Over their first year in service, the CARES team has responded to hundreds of calls reporting non-violent behavioral crises such as suicidal thoughts and depression. Teams of community paramedics and crisis workers take the time to deescalate these emergencies and provide patients with care that police or medical services are not trained to deal with. This has allowed police officers and paramedics to shift their focus and resources to emergencies which they are better trained to handle.
“CARES responded to 935 total calls for service with each response averaging about an hour, and we made contact with 724 different individuals among the 935 calls. CARES responded to 57% of the estimated number of mental health calls and 9% of the daily average of check welfare calls that occurred in Madison during the time we were in service,” says Che Stedman, Assistant Chief of the Fire Department of Madison, and one of the key people involved in the CARES project. With the current rate of success of the program, Stedman says that their next goal is to expand the hours that CARES is available.
“The Mayor’s executive budget included for 2023 one more crisis worker and one more community paramedic so that we can open up weekend hours,” Stedman says. Their goal is to have three teams of 24/7 responders by October of 2023.
For those who need more assistance than CARES can offer, Sarah Hendrick from Journey Mental Health describes how CARES transfers patients to other emergency services.
“Also in 3% of cases, patients have been transferred to a law enforcement agency, typically to Madison Police Department. Those cases have primarily involved incidents of individuals who are in an acute behavioral health crisis and need a higher level of care, and are not willing or safely able to access that care via a CARES team transport. So police are called in to place them in protective custody to get them to the care that they need,” Hendrick says.
When this happens, Hendrick says that CARES is often a better first point of contact than other emergency services.

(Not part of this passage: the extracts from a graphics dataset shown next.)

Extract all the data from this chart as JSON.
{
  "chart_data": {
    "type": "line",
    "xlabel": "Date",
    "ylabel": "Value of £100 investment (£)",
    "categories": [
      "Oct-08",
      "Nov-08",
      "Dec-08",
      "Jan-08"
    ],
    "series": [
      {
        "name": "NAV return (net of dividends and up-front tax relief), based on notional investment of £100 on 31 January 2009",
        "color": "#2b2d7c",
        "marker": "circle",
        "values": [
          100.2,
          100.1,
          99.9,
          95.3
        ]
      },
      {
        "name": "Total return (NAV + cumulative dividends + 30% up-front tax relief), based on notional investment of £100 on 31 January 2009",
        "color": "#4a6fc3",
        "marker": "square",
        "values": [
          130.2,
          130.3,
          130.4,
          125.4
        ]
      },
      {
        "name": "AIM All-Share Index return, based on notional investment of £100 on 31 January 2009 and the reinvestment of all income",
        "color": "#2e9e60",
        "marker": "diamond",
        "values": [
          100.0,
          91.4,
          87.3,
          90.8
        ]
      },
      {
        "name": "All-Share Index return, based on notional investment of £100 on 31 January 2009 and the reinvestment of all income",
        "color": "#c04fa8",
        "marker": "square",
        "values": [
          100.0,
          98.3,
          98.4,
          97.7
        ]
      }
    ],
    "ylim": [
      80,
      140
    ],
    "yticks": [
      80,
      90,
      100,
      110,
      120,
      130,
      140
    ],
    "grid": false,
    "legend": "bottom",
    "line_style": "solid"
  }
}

“A well trained and empathetic police officer is still a uniformed, armed, police officer driving a squad car, which may not be the most appropriate, least traumatizing way to get that patient to the care that they need,” Hendrick elaborated.
Hendrick says that, despite the successes of the program, they’re still figuring out the whole workflow.
“The 911 center software or electronic record does not have the capacity to just mark calls as ‘CARES appropriate,’ ‘not CARES appropriate,’ and so we kind of have to extrapolate from the data that we have available to us,” Hendrix said.
CARES does not currently have their own phone number. 9-1-1 will dispatch a CARES team if the situation is deemed appropriate or if the caller requests a CARES team. While other programs such as STAR or CAHOOTS have faced issues with 9-1-1 operator discretion, CARES is seeing their bottleneck in the limit of teams and hours they currently operate with. Patients are not billed for CARES services.
Reporting for WORT news, I’m Erin Ashley.